Approvati otto progetti contro gli allagamenti

25 Marzo 2015

La giunta dà il via libera agli interventi dopo l’ultima ondata di maltempo Da nord a sud, saranno aperti i cantieri per evitare frane ed effetti “piscina”

PESCARA. L’ultima ondata di maltempo ha lasciato il segno e tracciato la strada che ha spinto il Comune a premere il piede sul pedale dell’acceleratore per individuare le misure contro gli allagamenti e il dissesto idrogeologico. La giunta comunale ha spinto sulla progettazione e approvato i progetti preliminari riguardanti una serie di opere.

Da via Misticoni a via De Gasperi, da via Socrate a strada Vallelunga fino al ripascimento del lungomare sud, sono stati individuati gli importi necessari per effettuare gli interventi contro il rischio di frane e l’effetto “piscina” nelle strade.

«Si è trattato di una necessaria accelerazione delle procedure richiesta dalle emergenti criticità che investono il nostro territorio a seguito delle avversità atmosferiche, come l’ultima ondata di pioggia», sottolinea l’assessore ai Lavori pubblici e vice sindaco Enzo Del Vecchio, «Una programmazione di interventi strutturali rispetto alle diverse emergenze, soprattutto per quanto concerne il piano antiallagamento, resa possibile solo per l’intervento della Regione Abruzzo che ha messo a disposizione le risorse economiche sin qui necessarie ma che, comunque, non sono assolutamente sufficienti a coprire tutte le situazioni attualmente in atto. È proprio per l’esiguità di risorse che l’amministrazione comunale si è impegnata con quelle proprie, scarse anche per effetto dello stato di predissesto dichiarato dal Comune, ma che dovranno essere impiegate per ridurre o eliminare altre criticità come nel caso della pulizia del Fosso Vallelunga o ancora per l’intervento sulla frana di strada Colle Renazzo».
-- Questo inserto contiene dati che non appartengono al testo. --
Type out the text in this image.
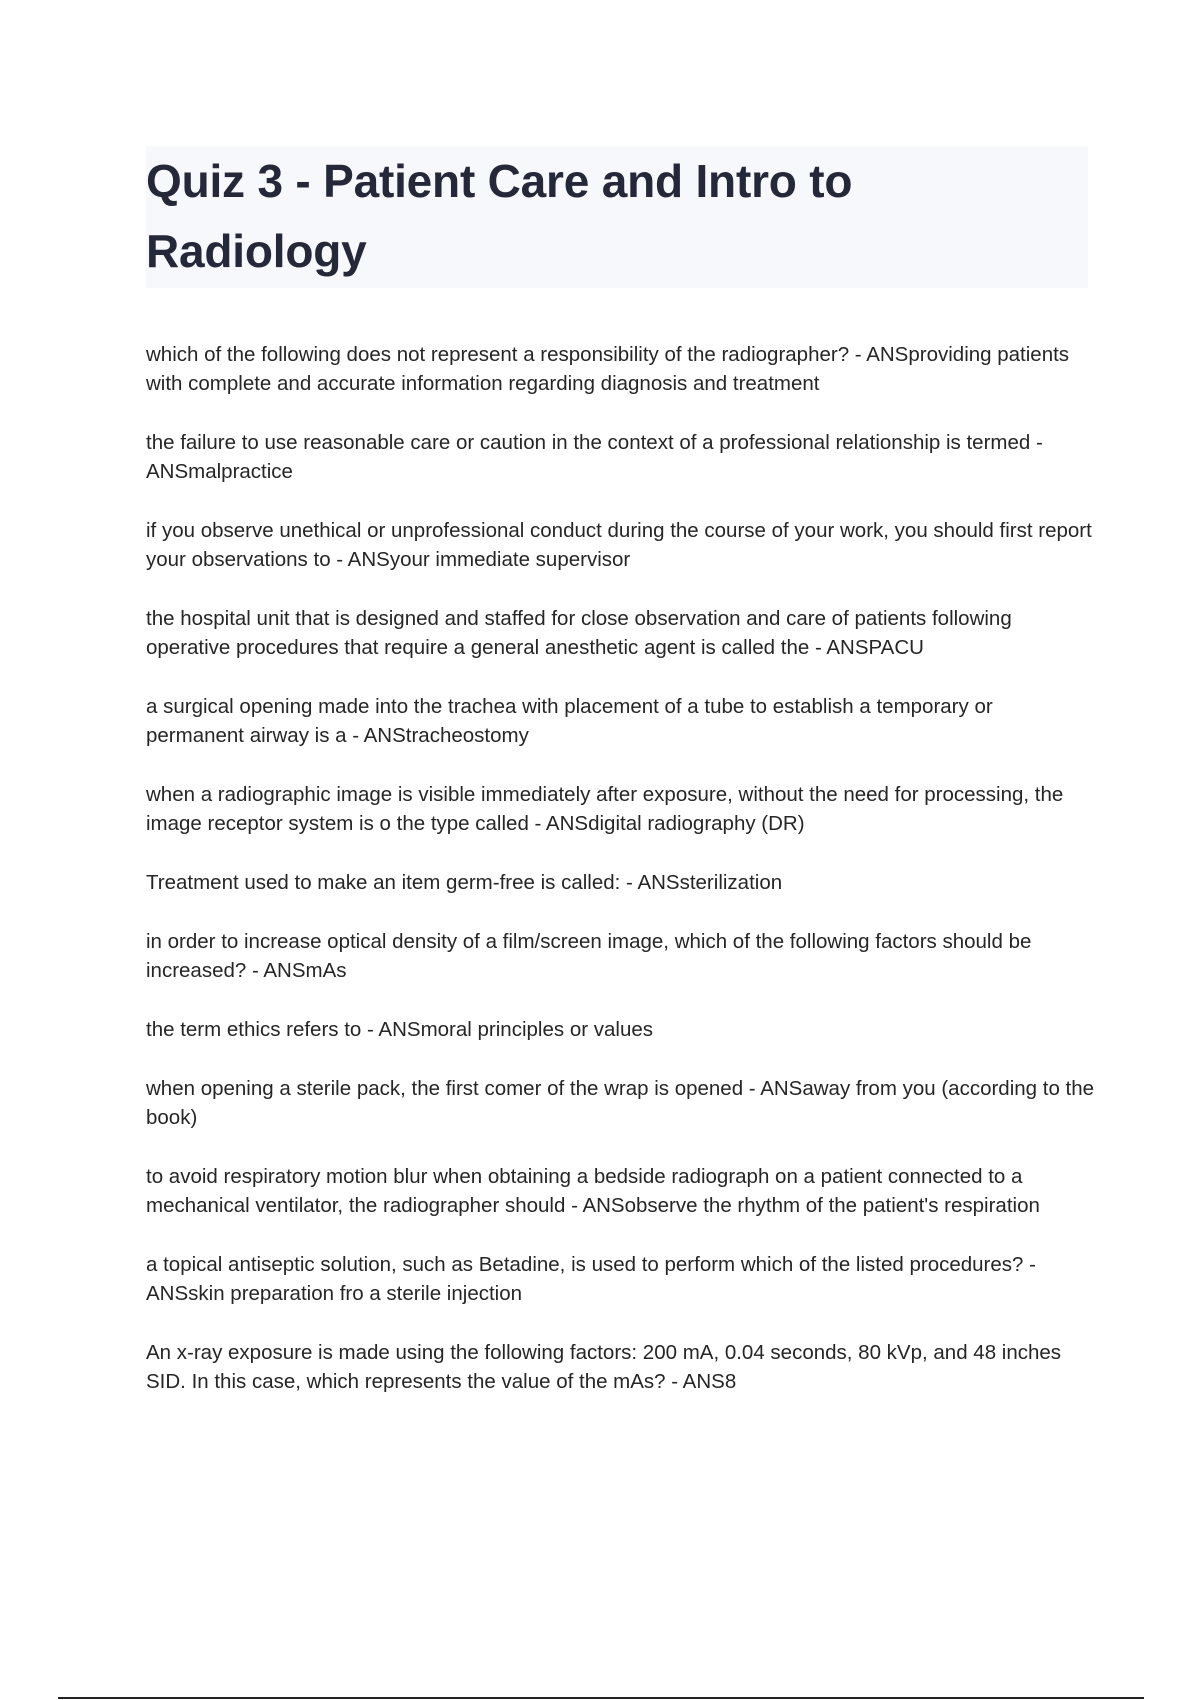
Quiz 3 - Patient Care and Intro to
Radiology
which of the following does not represent a responsibility of the radiographer? - ANSproviding patients with complete and accurate information regarding diagnosis and treatment
the failure to use reasonable care or caution in the context of a professional relationship is termed - ANSmalpractice
if you observe unethical or unprofessional conduct during the course of your work, you should first report your observations to - ANSyour immediate supervisor
the hospital unit that is designed and staffed for close observation and care of patients following operative procedures that require a general anesthetic agent is called the - ANSPACU
a surgical opening made into the trachea with placement of a tube to establish a temporary or permanent airway is a - ANStracheostomy
when a radiographic image is visible immediately after exposure, without the need for processing, the image receptor system is o the type called - ANSdigital radiography (DR)
Treatment used to make an item germ-free is called: - ANSsterilization
in order to increase optical density of a film/screen image, which of the following factors should be increased? - ANSmAs
the term ethics refers to - ANSmoral principles or values
when opening a sterile pack, the first comer of the wrap is opened - ANSaway from you (according to the book)
to avoid respiratory motion blur when obtaining a bedside radiograph on a patient connected to a mechanical ventilator, the radiographer should - ANSobserve the rhythm of the patient's respiration
a topical antiseptic solution, such as Betadine, is used to perform which of the listed procedures? - ANSskin preparation fro a sterile injection
An x-ray exposure is made using the following factors: 200 mA, 0.04 seconds, 80 kVp, and 48 inches SID. In this case, which represents the value of the mAs? - ANS8
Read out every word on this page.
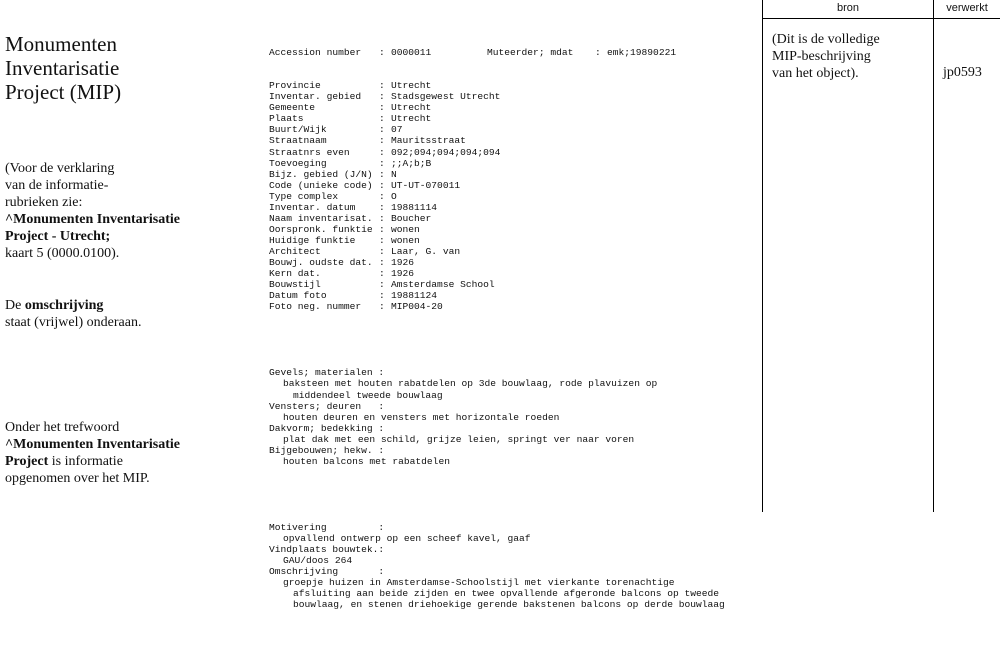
Monumenten
Inventarisatie
Project (MIP)
(Voor de verklaring
van de informatie-
rubrieken zie:
^Monumenten Inventarisatie
Project - Utrecht;
kaart 5 (0000.0100).
De omschrijving
staat (vrijwel) onderaan.
Onder het trefwoord
^Monumenten Inventarisatie
Project is informatie
opgenomen over het MIP.

Accession number : 0000011	Muteerder; mdat : emk;19890221

Provincie	: Utrecht
Inventar. gebied : Stadsgewest Utrecht
Gemeente	: Utrecht
Plaats	: Utrecht
Buurt/Wijk	: 07
Straatnaam	: Mauritsstraat
Straatnrs even	: 092;094;094;094;094
Toevoeging	: ;;A;b;B
Bijz. gebied (J/N) : N
Code (unieke code) : UT-UT-070011
Type complex	: O
Inventar. datum : 19881114
Naam inventarisat. : Boucher
Oorspronk. funktie : wonen
Huidige funktie : wonen
Architect	: Laar, G. van
Bouwj. oudste dat. : 1926
Kern dat.	: 1926
Bouwstijl	: Amsterdamse School
Datum foto	: 19881124
Foto neg. nummer : MIP004-20

Gevels; materialen :
baksteen met houten rabatdelen op 3de bouwlaag, rode plavuizen op
middendeel tweede bouwlaag
Vensters; deuren   :
houten deuren en vensters met horizontale roeden
Dakvorm; bedekking :
plat dak met een schild, grijze leien, springt ver naar voren
Bijgebouwen; hekw. :
houten balcons met rabatdelen

Motivering         :
opvallend ontwerp op een scheef kavel, gaaf
Vindplaats bouwtek.:
GAU/doos 264
Omschrijving       :
groepje huizen in Amsterdamse-Schoolstijl met vierkante torenachtige
afsluiting aan beide zijden en twee opvallende afgeronde balcons op tweede
bouwlaag, en stenen driehoekige gerende bakstenen balcons op derde bouwlaag

bron	verwerkt
(Dit is de volledige
MIP-beschrijving
van het object).	jp0593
Per consentire nel più breve tempo possibile di aprire i cantieri e portare a termine le opere oggetto delle delibere, l’amministrazione Alessandrini ha richiesto alla struttura tecnica comunale di accelerare sulla predisposizione dei progetti definitivi/esecutivi per procedere così alla fase dell’appalto.

«L’auspicio, quindi», ha concluso Del Vecchio, «è quello di avviare le procedure di gara da qui a un mese e dare così risposta alle richieste che provengono dai concittadini, soprattutto da parte di coloro che maggiormente hanno subito gli effetti devastanti dovuti da allagamenti o frane».